Pour ce concert, il était à la fois soliste et chef d’un Orchestre Philharmonique de Radio France en formation réduite, qui jouaient tous debout (à l’exception, naturellement, des violoncelles). Ils nous proposaient un programme tout à fait épatant.

Tout d'abord, le Concerto pour violoncelle de Robert Schumann. Nicolas Altstaedt en a réalisé un superbe enregistrement (étonnamment couplé avec les Variations Rococo de Piotr Ilitch Tchaïkovski, aussi virtuoses que Schumann l’est peu, et l’inclassable Concerto de Friedrich Gulda, dans lequel il y a à boire et à reboire, ce que notre violoncelliste franco-allemand accomplit avec une maestria consommée). C’était en 2009, et il était accompagné par un véritable orchestre symphonique (le Deutsche Staatsphilharmonie Rheinland-Pfalz), sous la direction d’un chef chevronné (Alexander Joel).

Contexte très différent à Radio France, avec seulement dix violons (également répartis entre premiers et seconds, qui se faisaient face), quatre altos, trois violoncelles et trois contrebasses. Alors que, souvent, il faut un temps d’adaptation quand les effectifs ne sont pas ceux que nous avons l’habitude d’entendre, ici nous avons été immédiatement à l’aise. Avec cette texture aérée, et cet équilibre idéal, la lisibilité de toutes les parties, et en particulier des vents, est optimale.

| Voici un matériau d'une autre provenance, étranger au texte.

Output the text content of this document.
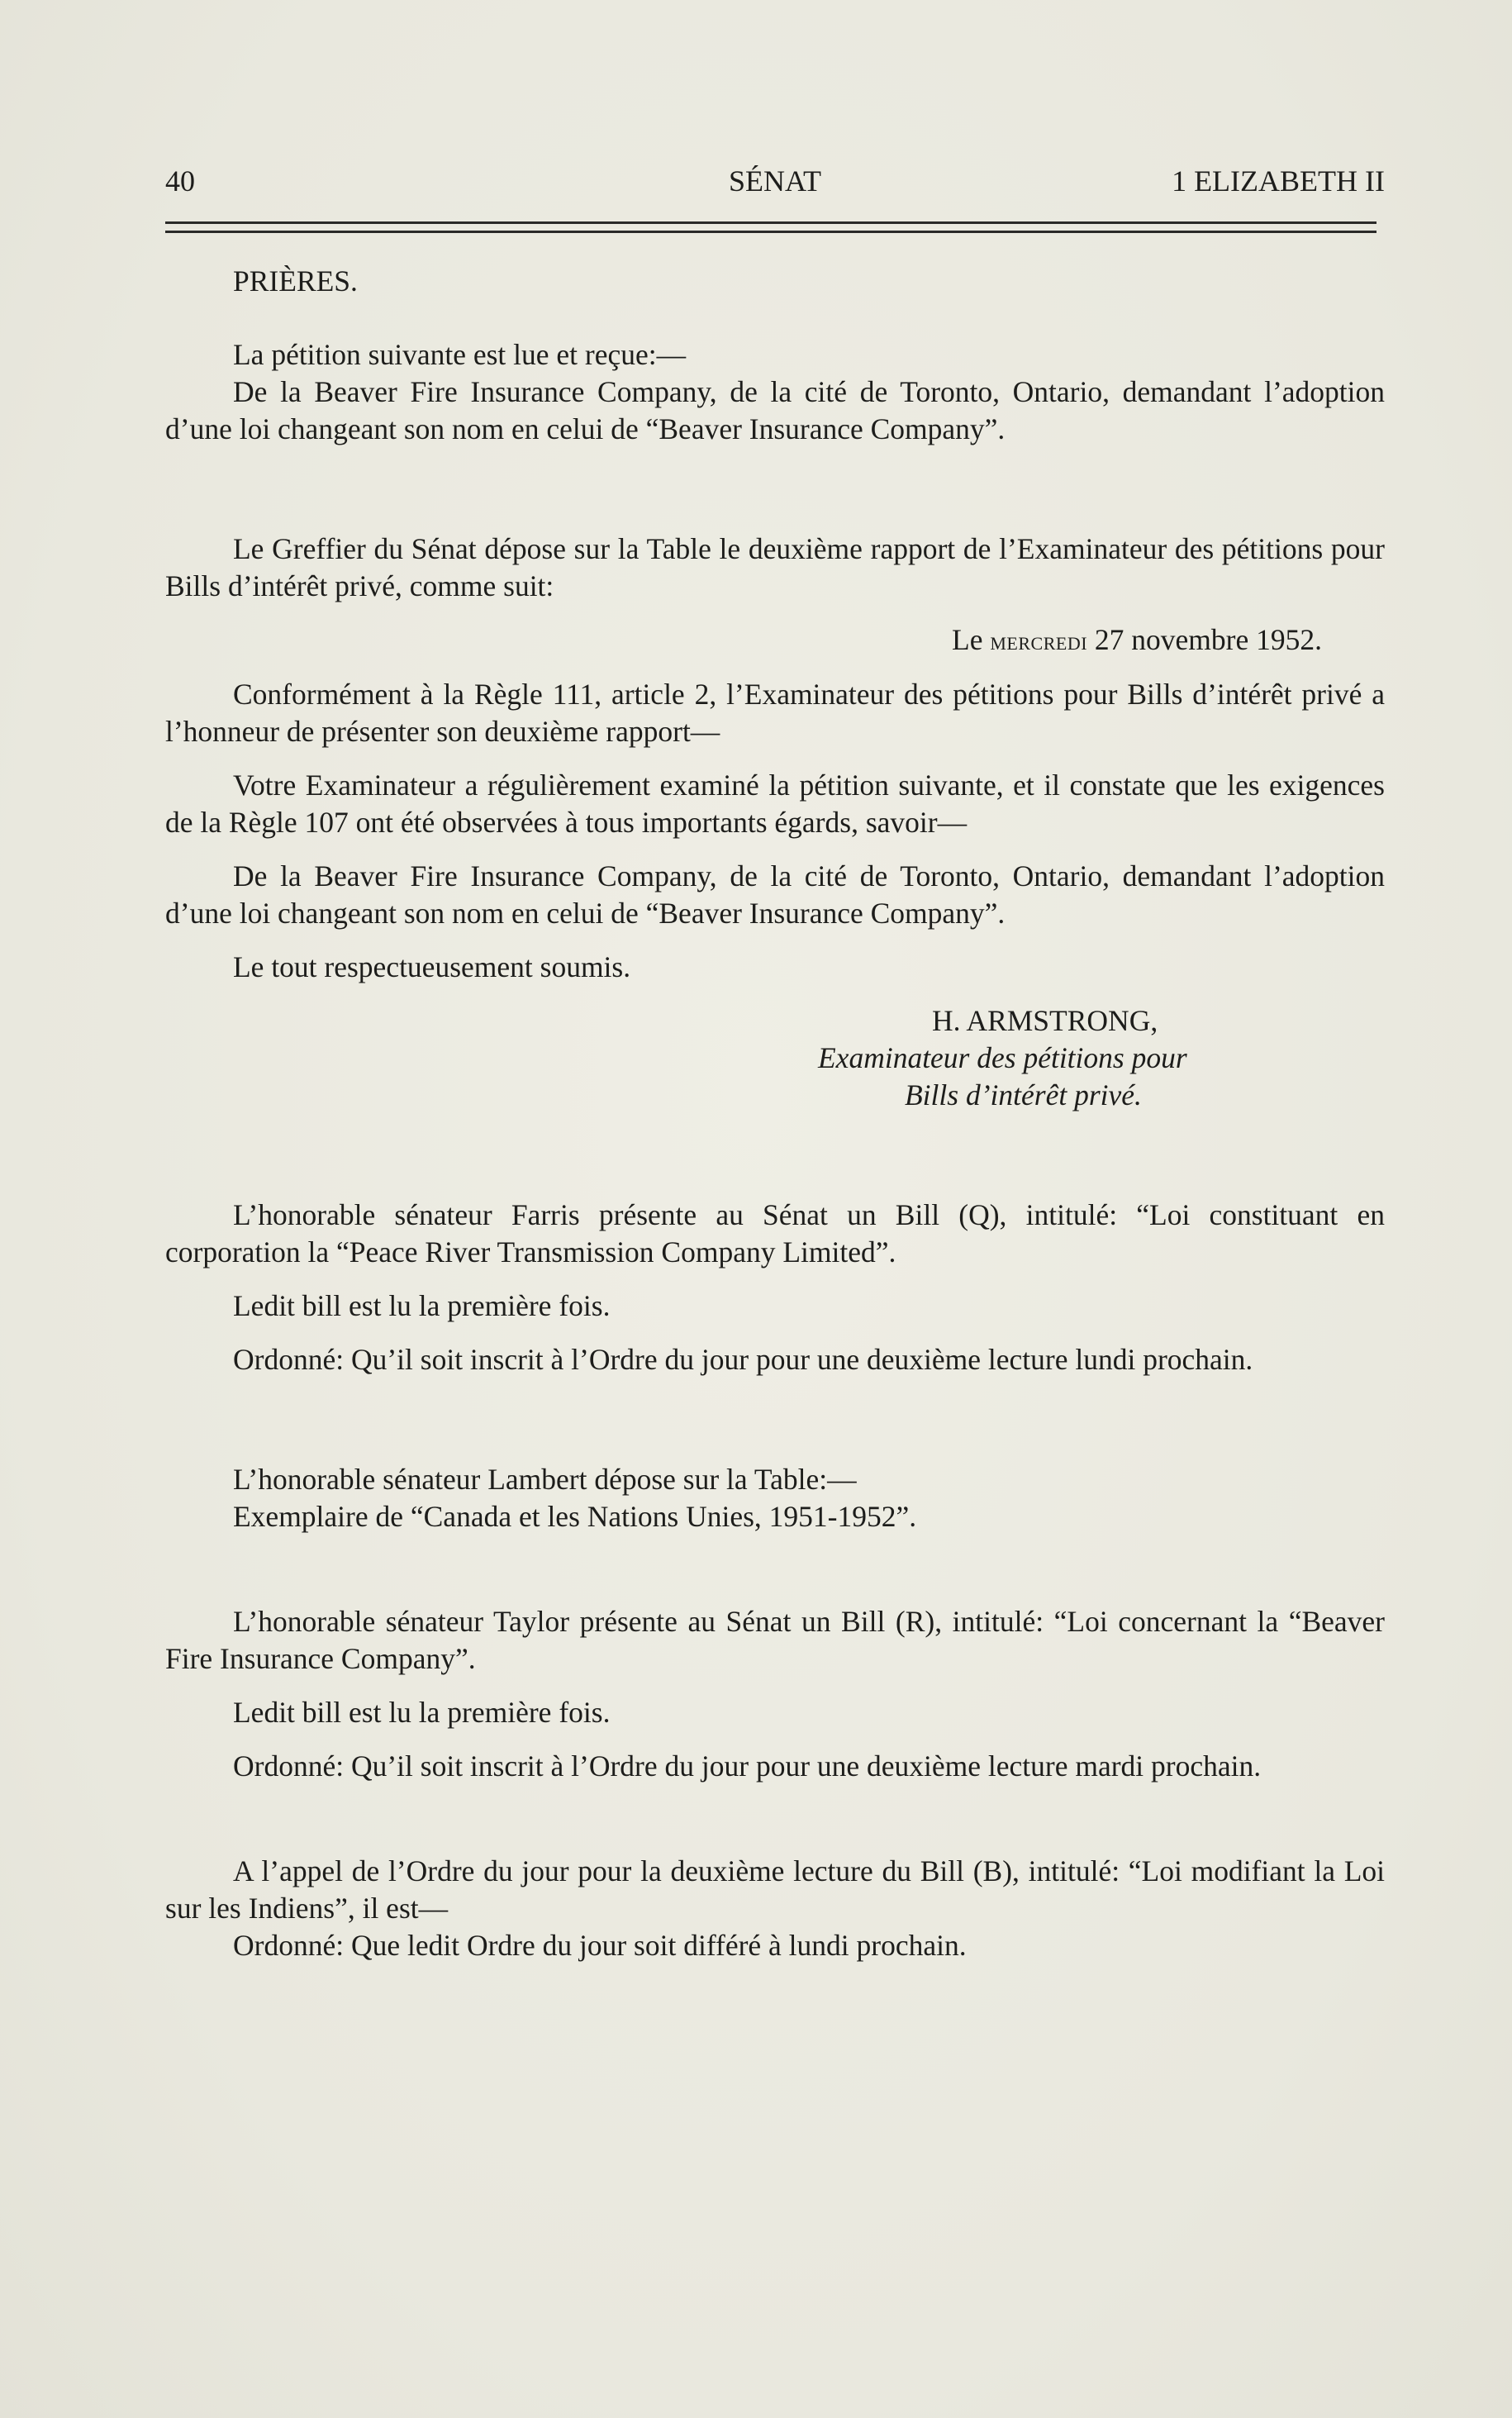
40	SÉNAT	1 ELIZABETH II

PRIÈRES.

La pétition suivante est lue et reçue:—

De la Beaver Fire Insurance Company, de la cité de Toronto, Ontario, demandant l’adoption d’une loi changeant son nom en celui de “Beaver Insurance Company”.

Le Greffier du Sénat dépose sur la Table le deuxième rapport de l’Examinateur des pétitions pour Bills d’intérêt privé, comme suit:

Le mercredi 27 novembre 1952.

Conformément à la Règle 111, article 2, l’Examinateur des pétitions pour Bills d’intérêt privé a l’honneur de présenter son deuxième rapport—

Votre Examinateur a régulièrement examiné la pétition suivante, et il constate que les exigences de la Règle 107 ont été observées à tous importants égards, savoir—

De la Beaver Fire Insurance Company, de la cité de Toronto, Ontario, demandant l’adoption d’une loi changeant son nom en celui de “Beaver Insurance Company”.

Le tout respectueusement soumis.

H. ARMSTRONG,
Examinateur des pétitions pour
Bills d’intérêt privé.

L’honorable sénateur Farris présente au Sénat un Bill (Q), intitulé: “Loi constituant en corporation la “Peace River Transmission Company Limited”.

Ledit bill est lu la première fois.

Ordonné: Qu’il soit inscrit à l’Ordre du jour pour une deuxième lecture lundi prochain.

L’honorable sénateur Lambert dépose sur la Table:—

Exemplaire de “Canada et les Nations Unies, 1951-1952”.

L’honorable sénateur Taylor présente au Sénat un Bill (R), intitulé: “Loi concernant la “Beaver Fire Insurance Company”.

Ledit bill est lu la première fois.

Ordonné: Qu’il soit inscrit à l’Ordre du jour pour une deuxième lecture mardi prochain.

A l’appel de l’Ordre du jour pour la deuxième lecture du Bill (B), intitulé: “Loi modifiant la Loi sur les Indiens”, il est—

Ordonné: Que ledit Ordre du jour soit différé à lundi prochain.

Même dans les passages où il ne joue pas, et où il doit se retourner pour faire face à l’orchestre, plutôt que de réellement diriger, Nicolas Altstaedt donne des impulsions. La dimension chambriste, qui culmine dans le mouvement lent, est exceptionnelle. Les musiciens adaptent merveilleusement leurs nuances au soliste, et dans le finale, c’est plutôt le soliste qui s’insère dans l’orchestre. Sa vision d’ensemble, avec des transitions époustouflantes, est d’une cohérence qui dément magistralement la réputation de décousu qui est parfois celle de ce concerto. 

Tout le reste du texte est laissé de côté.